Dass sich die Regierung mittlerweile mehr um die Kooperation der Opposition bemühen muss, zeigt sich auch an einer anderen Tangente: ÖVP und Grüne signalisierten nun Bereitschaft, SPÖ, FPÖ und NEOS bei der Kontrolle der Coronavirus-Milliardenhilfen entgegenzukommen. Es könnte nun doch ein von der Opposition geforderter Unterausschuss eingerichtet werden. Das Finanzministerium betonte Mittwochfrüh jedenfalls, darüber würden nun die Klubs verhandeln.

Opposition kritisiert Kurz harsch

Kritik hatte es von der Opposition am Dienstag vor allem an den Aussagen von Kanzler Kurz gegeben. Der stellvertretende SPÖ-Klubchef Jörg Leichtfried fand es „beunruhigend, wenn ein Chef einer Regierung sich so wenig um Rechtsstaatlichkeit und Rechtskonformität kümmert und einen so schlampigen Umgang pflegt“.

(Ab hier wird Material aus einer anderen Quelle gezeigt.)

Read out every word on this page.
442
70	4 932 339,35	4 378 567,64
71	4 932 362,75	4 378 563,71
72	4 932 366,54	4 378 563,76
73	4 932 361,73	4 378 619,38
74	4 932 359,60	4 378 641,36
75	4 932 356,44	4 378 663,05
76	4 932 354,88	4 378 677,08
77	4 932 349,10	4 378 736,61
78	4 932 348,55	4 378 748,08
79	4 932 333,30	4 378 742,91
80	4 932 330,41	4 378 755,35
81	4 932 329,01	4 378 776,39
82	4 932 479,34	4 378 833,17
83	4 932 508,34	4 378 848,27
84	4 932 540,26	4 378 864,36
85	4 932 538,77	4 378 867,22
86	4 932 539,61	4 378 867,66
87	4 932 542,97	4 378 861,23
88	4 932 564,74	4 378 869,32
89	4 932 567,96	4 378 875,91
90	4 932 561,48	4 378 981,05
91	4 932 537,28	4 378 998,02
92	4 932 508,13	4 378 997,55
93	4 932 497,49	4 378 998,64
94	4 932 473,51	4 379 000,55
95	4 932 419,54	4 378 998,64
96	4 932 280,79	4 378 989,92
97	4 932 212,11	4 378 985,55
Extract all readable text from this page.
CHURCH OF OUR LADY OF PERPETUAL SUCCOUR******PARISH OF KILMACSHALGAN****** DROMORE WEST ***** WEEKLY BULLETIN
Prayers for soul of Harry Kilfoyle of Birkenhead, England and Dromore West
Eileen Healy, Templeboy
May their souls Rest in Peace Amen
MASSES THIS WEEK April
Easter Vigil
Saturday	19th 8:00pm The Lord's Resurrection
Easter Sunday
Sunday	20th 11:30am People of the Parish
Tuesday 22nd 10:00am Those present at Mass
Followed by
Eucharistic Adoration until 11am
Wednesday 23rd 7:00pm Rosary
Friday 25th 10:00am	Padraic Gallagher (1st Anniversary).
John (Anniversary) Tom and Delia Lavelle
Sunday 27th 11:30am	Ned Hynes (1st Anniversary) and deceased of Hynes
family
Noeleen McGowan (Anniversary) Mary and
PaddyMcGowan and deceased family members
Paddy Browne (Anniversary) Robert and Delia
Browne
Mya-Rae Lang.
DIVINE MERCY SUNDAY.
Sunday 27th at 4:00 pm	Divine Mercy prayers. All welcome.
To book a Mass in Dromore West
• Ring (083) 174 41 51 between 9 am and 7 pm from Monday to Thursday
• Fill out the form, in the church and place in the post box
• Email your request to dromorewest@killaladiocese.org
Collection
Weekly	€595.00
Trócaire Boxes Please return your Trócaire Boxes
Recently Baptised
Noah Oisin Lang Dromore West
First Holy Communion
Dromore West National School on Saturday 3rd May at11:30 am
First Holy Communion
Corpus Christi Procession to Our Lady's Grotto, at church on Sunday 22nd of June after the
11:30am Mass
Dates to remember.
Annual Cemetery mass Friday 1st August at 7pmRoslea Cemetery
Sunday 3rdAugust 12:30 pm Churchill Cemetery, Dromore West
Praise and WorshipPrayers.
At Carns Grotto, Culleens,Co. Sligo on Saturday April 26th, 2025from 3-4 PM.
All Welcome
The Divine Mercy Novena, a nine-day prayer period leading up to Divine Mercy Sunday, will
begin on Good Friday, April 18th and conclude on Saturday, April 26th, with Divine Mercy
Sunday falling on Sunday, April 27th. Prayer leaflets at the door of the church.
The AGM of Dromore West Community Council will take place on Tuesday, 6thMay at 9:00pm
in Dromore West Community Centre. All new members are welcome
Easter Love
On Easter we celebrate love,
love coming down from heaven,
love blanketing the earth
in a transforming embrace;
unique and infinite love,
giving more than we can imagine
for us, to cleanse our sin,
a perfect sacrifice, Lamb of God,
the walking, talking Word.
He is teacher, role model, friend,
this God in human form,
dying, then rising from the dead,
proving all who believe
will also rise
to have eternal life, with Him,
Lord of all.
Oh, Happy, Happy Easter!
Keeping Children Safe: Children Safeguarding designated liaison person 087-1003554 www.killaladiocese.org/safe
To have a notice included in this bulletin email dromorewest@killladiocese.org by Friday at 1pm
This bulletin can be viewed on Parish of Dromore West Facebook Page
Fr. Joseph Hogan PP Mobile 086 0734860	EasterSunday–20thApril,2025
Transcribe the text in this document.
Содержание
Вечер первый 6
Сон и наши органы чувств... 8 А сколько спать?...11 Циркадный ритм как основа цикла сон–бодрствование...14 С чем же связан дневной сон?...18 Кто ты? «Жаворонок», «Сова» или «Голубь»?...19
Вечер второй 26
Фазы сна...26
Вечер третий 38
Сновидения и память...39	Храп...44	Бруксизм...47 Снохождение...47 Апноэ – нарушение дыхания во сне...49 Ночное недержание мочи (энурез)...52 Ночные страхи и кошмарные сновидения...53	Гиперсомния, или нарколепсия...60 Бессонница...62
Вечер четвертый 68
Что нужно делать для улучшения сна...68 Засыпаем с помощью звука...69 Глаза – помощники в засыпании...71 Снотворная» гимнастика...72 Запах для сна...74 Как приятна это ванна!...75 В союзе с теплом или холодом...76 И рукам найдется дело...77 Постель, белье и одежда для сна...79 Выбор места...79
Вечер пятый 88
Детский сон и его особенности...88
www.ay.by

FPÖ-Klubobmann Herbert Kickl warf Kurz „einen flapsigen Umgangston in Zusammenhang mit dem Rechtsstaat, der einer Demokratie unwürdig ist“, vor. Irritiert zeigte sich auch NEOS-Klubobfrau Beate Meinl-Reisinger. „Diese Aussagen sind eines Bundeskanzlers nicht würdig, niemand darf sich außerhalb der Gesetze bewegen. Gerade in Krisenzeiten ist es besonders wichtig, genau darauf zu achten. Das nennt man Herrschaft des Rechts.“

Kurz hatte bei der wöchentlichen Pressekonferenz unter anderen mit Vizekanzler Werner Kogler (Grüne) am Dienstag mit der Aussage aufhorchen lassen, dass die Regierung keine Reparatur der eilig beschlossenen Covid-19-Gesetze und -Verordnungen, die möglicherweise nicht verfassungskonform sind, plant.

„Werden nicht mehr in Kraft sein“

Die Gesetze und Verordnungen „sind nicht auf Dauer“. Bis eine Überprüfung durch die Höchstgerichte stattgefunden habe, „werden sie nicht mehr in Kraft sein“, so Kurz. Die Juristen des Gesundheitsministeriums hätten sich jedenfalls um verfassungskonforme Abläufe bemüht. „Ich bitte um etwa Nachsicht, dass es eine Ausnahmesituation ist.“

Juristen sollten Fragen in diesem Bereich nicht überinterpretieren. Es gehe darum, dass die Maßnahmen eingehalten werden und „die Republik funktioniert“. „Ob alles auf Punkt und Beistrich in Ordnung ist, wird am Ende das Tages des Verfassungsgerichtshof entscheiden.“ Zu diesem Zeitpunkt würden die Maßnahmen aber ohnehin nicht mehr in Kraft sein, sagte der Kanzler.